認知の歪み(後編)

このセッションの目標

①認知の歪みについて理解しましょう
②自分の認知の歪みについて考えてみましょう

よくある認知の歪み(つづき)

認知の歪みには,多くの人に見られるものがあります。そのような認知のゆがみの「あるある」を知り,自分にも同じような認知の歪みがないか,チェックしてみましょう。

認知の歪み(前編)に引き続き,良くある認知の歪みを見て行きます。

良くある認知の歪み⑪

感情の正当化

自分の感情の悪さを,人のせいにする考え方です。

  • お前は本当に俺を怒らせるよな。
  • あんまりイライラさせるなよ
良くある認知の歪み⑫

否認(他人を傷つけていることを認めない)

事実を認めないことです。この考え方をすると,他人の苦痛に対する責任が明らかな場合でも,自分が他人を傷つけたという事実から目を背けてしまいます。

  • なぜ謝らなければいけないのだ
  • 被害者は傷ついていない
  • 傷ついたかもしれないが,それほどたいしたことはしていない
良くある認知の歪み⑬

悪いレッテル張り

自分自身や他者に悪いレッテルを貼り付け,それが正確で事実であるかのように思い込むことです。

  • あいつは本当に変なやつなんだ
  • あの女は誰とでもセックスするという話だから,どうってことないさ
  • 女は男の付属物なんだから,セックスを拒むなよ
  • 俺は何をやってもダメな人間だ
良くある認知の歪み⑭

マイナス面のクローズアップ

出来事に望ましい面があったとしても,それを重要なことではないと無視してしまい,マイナスの面にばかり目を向けることです。

  • 試合には勝ったが,途中でミスをしてしまった。

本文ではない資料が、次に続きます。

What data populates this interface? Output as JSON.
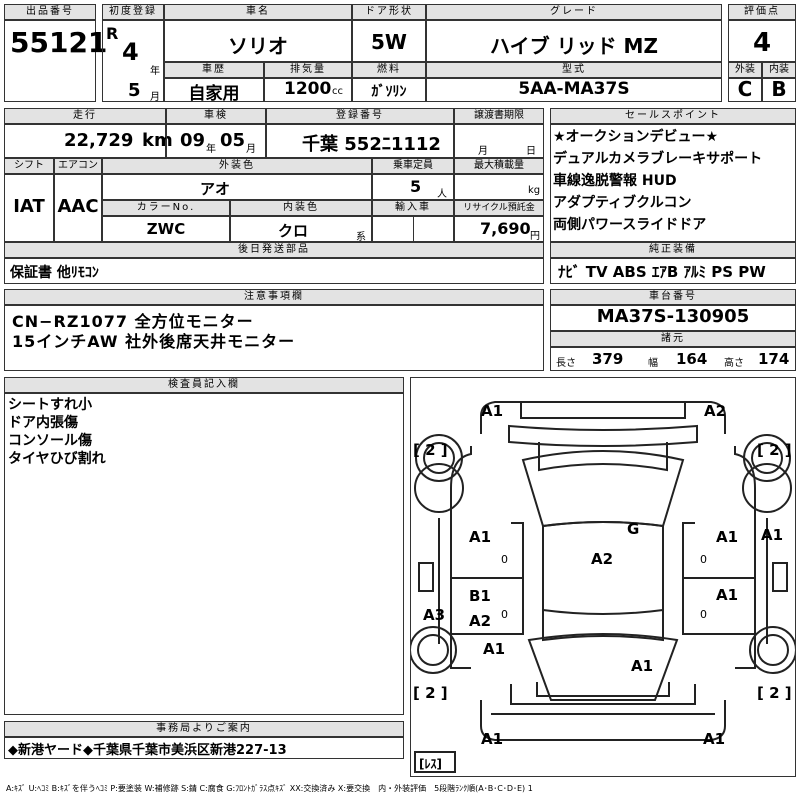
{
  "lot": {
    "label": "出品番号",
    "value": "55121"
  },
  "first_reg": {
    "label": "初度登録",
    "era": "R",
    "year": "4",
    "year_unit": "年",
    "month": "5",
    "month_unit": "月"
  },
  "car_name": {
    "label": "車名",
    "value": "ソリオ"
  },
  "door": {
    "label": "ドア形状",
    "value": "5W"
  },
  "grade": {
    "label": "グレード",
    "value": "ハイブ リッド MZ"
  },
  "score": {
    "label": "評価点",
    "value": "4",
    "ext_label": "外装",
    "int_label": "内装",
    "ext": "C",
    "int": "B"
  },
  "history": {
    "label": "車歴",
    "value": "自家用"
  },
  "displacement": {
    "label": "排気量",
    "value": "1200",
    "unit": "cc"
  },
  "fuel": {
    "label": "燃料",
    "value": "ｶﾞｿﾘﾝ"
  },
  "model": {
    "label": "型式",
    "value": "5AA-MA37S"
  },
  "mileage": {
    "label": "走行",
    "value": "22,729",
    "unit": "km"
  },
  "shaken": {
    "label": "車検",
    "year": "09",
    "year_unit": "年",
    "month": "05",
    "month_unit": "月"
  },
  "reg_no": {
    "label": "登録番号",
    "value": "千葉 552ﾆ1112"
  },
  "doc_deadline": {
    "label": "譲渡書期限",
    "month_unit": "月",
    "day_unit": "日"
  },
  "sales_points": {
    "label": "セールスポイント",
    "items": [
      "★オークションデビュー★",
      "デュアルカメラブレーキサポート",
      "車線逸脱警報 HUD",
      "アダプティブクルコン",
      "両側パワースライドドア"
    ]
  },
  "shift": {
    "label": "シフト",
    "value": "IAT"
  },
  "aircon": {
    "label": "エアコン",
    "value": "AAC"
  },
  "ext_color": {
    "label": "外装色",
    "value": "アオ"
  },
  "capacity": {
    "label": "乗車定員",
    "value": "5",
    "unit": "人"
  },
  "max_load": {
    "label": "最大積載量",
    "unit": "kg"
  },
  "color_no": {
    "label": "カラーNo.",
    "value": "ZWC"
  },
  "int_color": {
    "label": "内装色",
    "value": "クロ",
    "suffix": "系"
  },
  "import": {
    "label": "輸入車"
  },
  "recycle": {
    "label": "リサイクル預託金",
    "value": "7,690",
    "unit": "円"
  },
  "later_parts": {
    "label": "後日発送部品",
    "value": "保証書 他ﾘﾓｺﾝ"
  },
  "equipment": {
    "label": "純正装備",
    "value": "ﾅﾋﾞ TV ABS ｴｱB ｱﾙﾐ PS PW"
  },
  "notes": {
    "label": "注意事項欄",
    "lines": [
      "CN−RZ1077 全方位モニター",
      "15インチAW 社外後席天井モニター"
    ]
  },
  "chassis": {
    "label": "車台番号",
    "value": "MA37S-130905"
  },
  "specs": {
    "label": "諸元",
    "length_label": "長さ",
    "length": "379",
    "width_label": "幅",
    "width": "164",
    "height_label": "高さ",
    "height": "174"
  },
  "inspector": {
    "label": "検査員記入欄",
    "lines": [
      "シートすれ小",
      "ドア内張傷",
      "コンソール傷",
      "タイヤひび割れ"
    ]
  },
  "office": {
    "label": "事務局よりご案内",
    "value": "◆新港ヤード◆千葉県千葉市美浜区新港227-13"
  },
  "legend": "A:ｷｽﾞ U:ﾍｺﾐ B:ｷｽﾞを伴うﾍｺﾐ P:要塗装 W:補修跡 S:錆 C:腐食 G:ﾌﾛﾝﾄｶﾞﾗｽ点ｷｽﾞ XX:交換済み X:要交換　内・外装評価　5段階ﾗﾝｸ順(A･B･C･D･E) 1",
  "diagram": {
    "marks": {
      "front_left": "A1",
      "front_right": "A2",
      "left_front_door": "A1",
      "left_front_door_num": "0",
      "left_rear_door_top": "B1",
      "left_rear_door_bottom": "A2",
      "left_rear_door_num": "0",
      "left_quarter": "A3",
      "left_rear": "A1",
      "roof": "A2",
      "windshield": "G",
      "right_front_door": "A1",
      "right_front_door_num": "0",
      "right_fender": "A1",
      "right_rear_door": "A1",
      "right_rear_door_num": "0",
      "rear_hatch": "A1",
      "rear_left": "A1",
      "rear_right": "A1"
    },
    "tire_fl": "[ 2 ]",
    "tire_fr": "[ 2 ]",
    "tire_rl": "[ 2 ]",
    "tire_rr": "[ 2 ]",
    "spare": "[ﾚｽ]"
  }
}
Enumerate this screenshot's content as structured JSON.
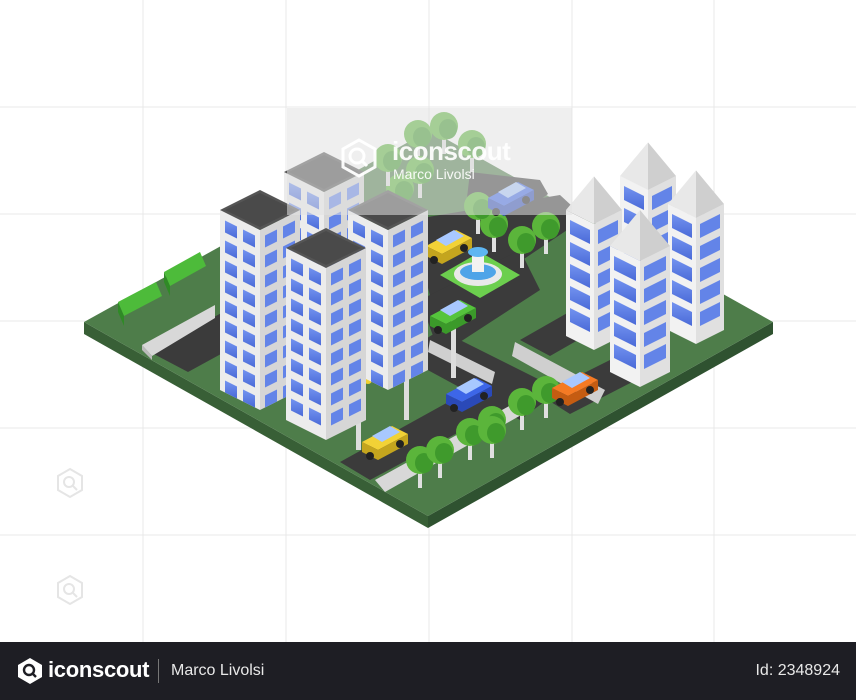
{
  "watermark": {
    "brand": "iconscout",
    "author": "Marco Livolsi"
  },
  "footer": {
    "brand": "iconscout",
    "author": "Marco Livolsi",
    "asset_id": "Id: 2348924"
  },
  "colors": {
    "ground_top": "#4e7d4a",
    "ground_side": "#385f36",
    "road": "#3b3b3b",
    "building_window": "#5b7ee6",
    "building_white": "#f0f0f0",
    "roof": "#555555",
    "tree": "#5bb53b",
    "footer_bg": "#1e1e24"
  },
  "icons": [
    "iconscout-logo-icon",
    "watermark-search-icon"
  ]
}
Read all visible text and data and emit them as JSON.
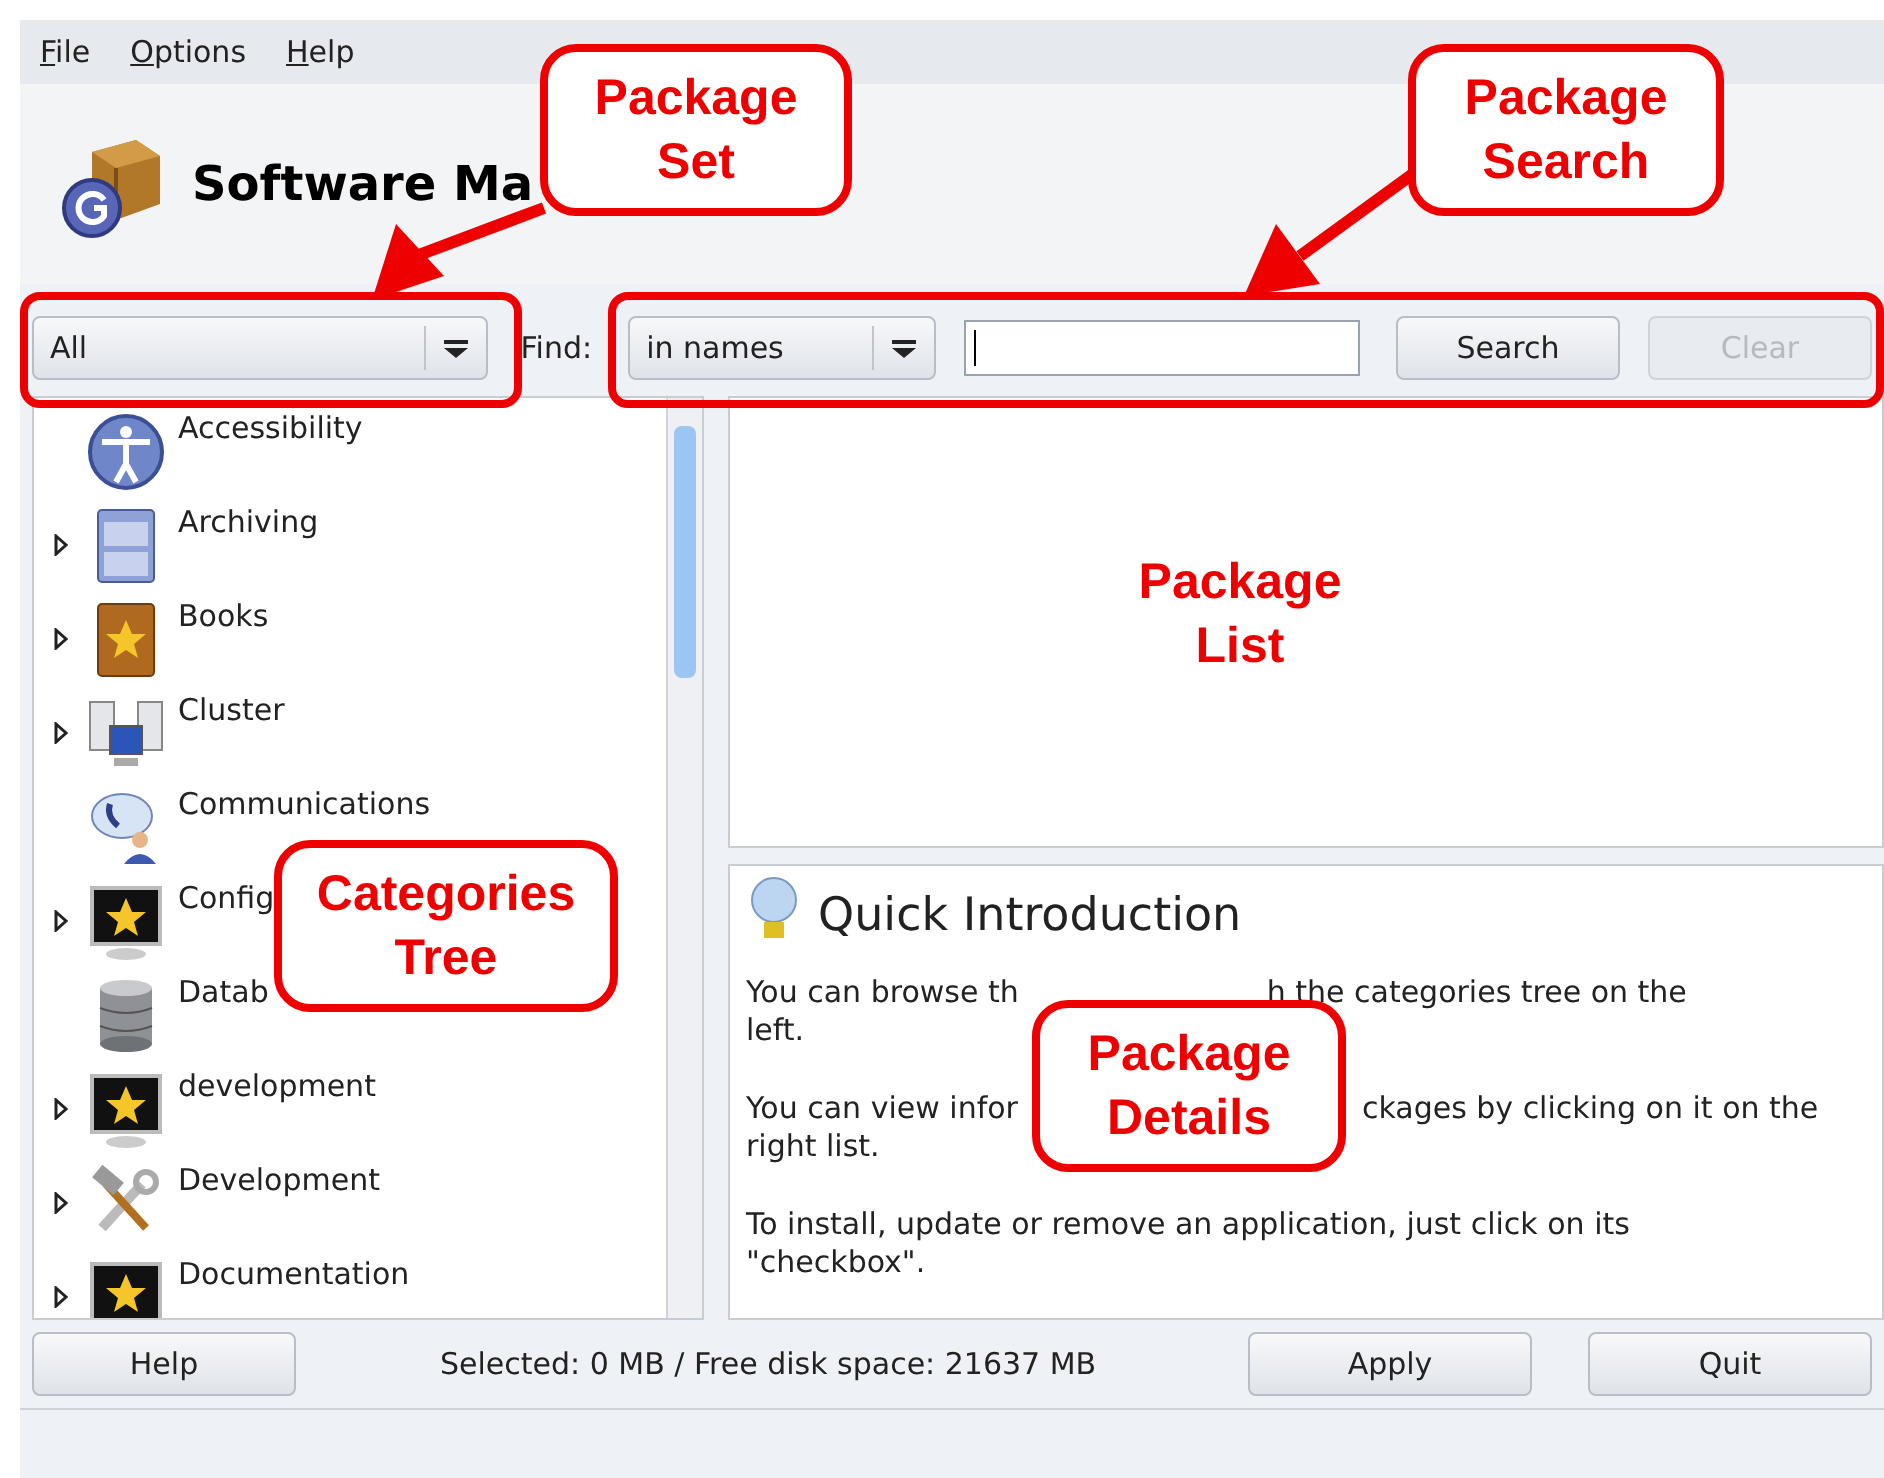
{
  "menu": [
    {
      "label": "File"
    },
    {
      "label": "Options"
    },
    {
      "label": "Help"
    }
  ],
  "header": {
    "title": "Software Ma"
  },
  "toolbar": {
    "package_set": {
      "value": "All"
    },
    "find_label": "Find:",
    "search_scope": {
      "value": "in names"
    },
    "buttons": [
      {
        "label": "Search",
        "disabled": false
      },
      {
        "label": "Clear",
        "disabled": true
      }
    ]
  },
  "categories": [
    {
      "label": "Accessibility",
      "expandable": false
    },
    {
      "label": "Archiving",
      "expandable": true
    },
    {
      "label": "Books",
      "expandable": true
    },
    {
      "label": "Cluster",
      "expandable": true
    },
    {
      "label": "Communications",
      "expandable": false
    },
    {
      "label": "Config",
      "expandable": true
    },
    {
      "label": "Datab",
      "expandable": false
    },
    {
      "label": "development",
      "expandable": true
    },
    {
      "label": "Development",
      "expandable": true
    },
    {
      "label": "Documentation",
      "expandable": true
    }
  ],
  "details": {
    "title": "Quick Introduction",
    "paragraphs": [
      {
        "lines": [
          [
            "You can browse th",
            "h the categories tree on the"
          ],
          [
            "left."
          ]
        ]
      },
      {
        "lines": [
          [
            "You can view infor",
            "ckages by clicking on it on the"
          ],
          [
            "right list."
          ]
        ]
      },
      {
        "lines": [
          [
            "To install, update or remove an application, just click on its"
          ],
          [
            "\"checkbox\"."
          ]
        ]
      }
    ]
  },
  "bottom": {
    "help": "Help",
    "status": "Selected: 0 MB / Free disk space: 21637 MB",
    "buttons": [
      {
        "label": "Apply"
      },
      {
        "label": "Quit"
      }
    ]
  },
  "annotations": [
    {
      "kind": "callout",
      "lines": [
        "Package",
        "Set"
      ]
    },
    {
      "kind": "callout",
      "lines": [
        "Package",
        "Search"
      ]
    },
    {
      "kind": "label",
      "lines": [
        "Package",
        "List"
      ]
    },
    {
      "kind": "callout",
      "lines": [
        "Categories",
        "Tree"
      ]
    },
    {
      "kind": "callout",
      "lines": [
        "Package",
        "Details"
      ]
    }
  ]
}
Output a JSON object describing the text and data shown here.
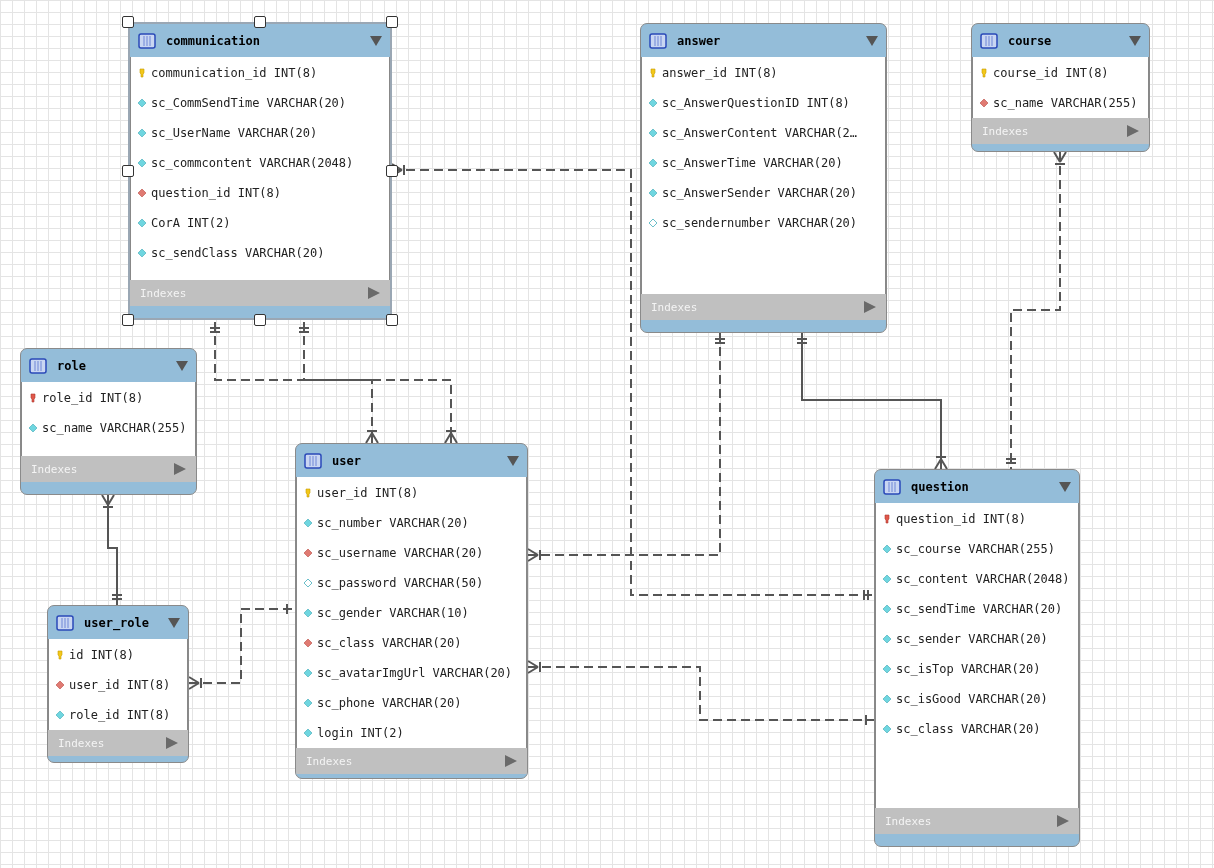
{
  "tables": [
    {
      "name": "communication",
      "selected": true,
      "indexes": "Indexes",
      "columns": [
        {
          "text": "communication_id INT(8)",
          "kind": "pk"
        },
        {
          "text": "sc_CommSendTime VARCHAR(20)",
          "kind": "col"
        },
        {
          "text": "sc_UserName VARCHAR(20)",
          "kind": "col"
        },
        {
          "text": "sc_commcontent VARCHAR(2048)",
          "kind": "col"
        },
        {
          "text": "question_id INT(8)",
          "kind": "fk"
        },
        {
          "text": "CorA INT(2)",
          "kind": "col"
        },
        {
          "text": "sc_sendClass VARCHAR(20)",
          "kind": "col"
        }
      ]
    },
    {
      "name": "answer",
      "selected": false,
      "indexes": "Indexes",
      "columns": [
        {
          "text": "answer_id INT(8)",
          "kind": "pk"
        },
        {
          "text": "sc_AnswerQuestionID INT(8)",
          "kind": "col"
        },
        {
          "text": "sc_AnswerContent VARCHAR(2…",
          "kind": "col"
        },
        {
          "text": "sc_AnswerTime VARCHAR(20)",
          "kind": "col"
        },
        {
          "text": "sc_AnswerSender VARCHAR(20)",
          "kind": "col"
        },
        {
          "text": "sc_sendernumber VARCHAR(20)",
          "kind": "nullable"
        }
      ]
    },
    {
      "name": "course",
      "selected": false,
      "indexes": "Indexes",
      "columns": [
        {
          "text": "course_id INT(8)",
          "kind": "pk"
        },
        {
          "text": "sc_name VARCHAR(255)",
          "kind": "fk"
        }
      ]
    },
    {
      "name": "role",
      "selected": false,
      "indexes": "Indexes",
      "columns": [
        {
          "text": "role_id INT(8)",
          "kind": "pkfk"
        },
        {
          "text": "sc_name VARCHAR(255)",
          "kind": "col"
        }
      ]
    },
    {
      "name": "user",
      "selected": false,
      "indexes": "Indexes",
      "columns": [
        {
          "text": "user_id INT(8)",
          "kind": "pk"
        },
        {
          "text": "sc_number VARCHAR(20)",
          "kind": "col"
        },
        {
          "text": "sc_username VARCHAR(20)",
          "kind": "fk"
        },
        {
          "text": "sc_password VARCHAR(50)",
          "kind": "nullable"
        },
        {
          "text": "sc_gender VARCHAR(10)",
          "kind": "col"
        },
        {
          "text": "sc_class VARCHAR(20)",
          "kind": "fk"
        },
        {
          "text": "sc_avatarImgUrl VARCHAR(20)",
          "kind": "col"
        },
        {
          "text": "sc_phone VARCHAR(20)",
          "kind": "col"
        },
        {
          "text": "login INT(2)",
          "kind": "col"
        }
      ]
    },
    {
      "name": "user_role",
      "selected": false,
      "indexes": "Indexes",
      "columns": [
        {
          "text": "id INT(8)",
          "kind": "pk"
        },
        {
          "text": "user_id INT(8)",
          "kind": "fk"
        },
        {
          "text": "role_id INT(8)",
          "kind": "col"
        }
      ]
    },
    {
      "name": "question",
      "selected": false,
      "indexes": "Indexes",
      "columns": [
        {
          "text": "question_id INT(8)",
          "kind": "pkfk"
        },
        {
          "text": "sc_course VARCHAR(255)",
          "kind": "col"
        },
        {
          "text": "sc_content VARCHAR(2048)",
          "kind": "col"
        },
        {
          "text": "sc_sendTime VARCHAR(20)",
          "kind": "col"
        },
        {
          "text": "sc_sender VARCHAR(20)",
          "kind": "col"
        },
        {
          "text": "sc_isTop VARCHAR(20)",
          "kind": "col"
        },
        {
          "text": "sc_isGood VARCHAR(20)",
          "kind": "col"
        },
        {
          "text": "sc_class VARCHAR(20)",
          "kind": "col"
        }
      ]
    }
  ]
}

最悪の一日だ!
  • 両親は自分になにひとつ与えてくれなかった
良くある認知の歪み⑮

体制批判

個人的な問題を社会や体制(政府や自治体,施設など)のせいにする考え方です。この考え方は,他者や社会全体に対する義務や責任の感覚を欠如させます。

  • 世の中が俺を追い詰めたから,俺は事件をおこしてしまったのだ。
  • 社会が悪いから犯罪が起きるのだ
  • 裁判所の決定は間違っている
良くある認知の歪み⑯

自意識過剰

他者の振るまいが,いつも自分に向けられたものだと思い込むことです。

  • みんなが自分をじろじろみてる。刑務所帰りなのを知っているんだ。
  • あいつがあくびしたのは,俺の話が面白くないからに決まってる
良くある認知の歪み⑰

他者不信

他者を信じずに,すぐに疑ってかかるような考え方です。この考え方は「人は自分を利用しようとしている」とか「苦しめようとしている」などといった,被害者的な態度ともつながっていきます。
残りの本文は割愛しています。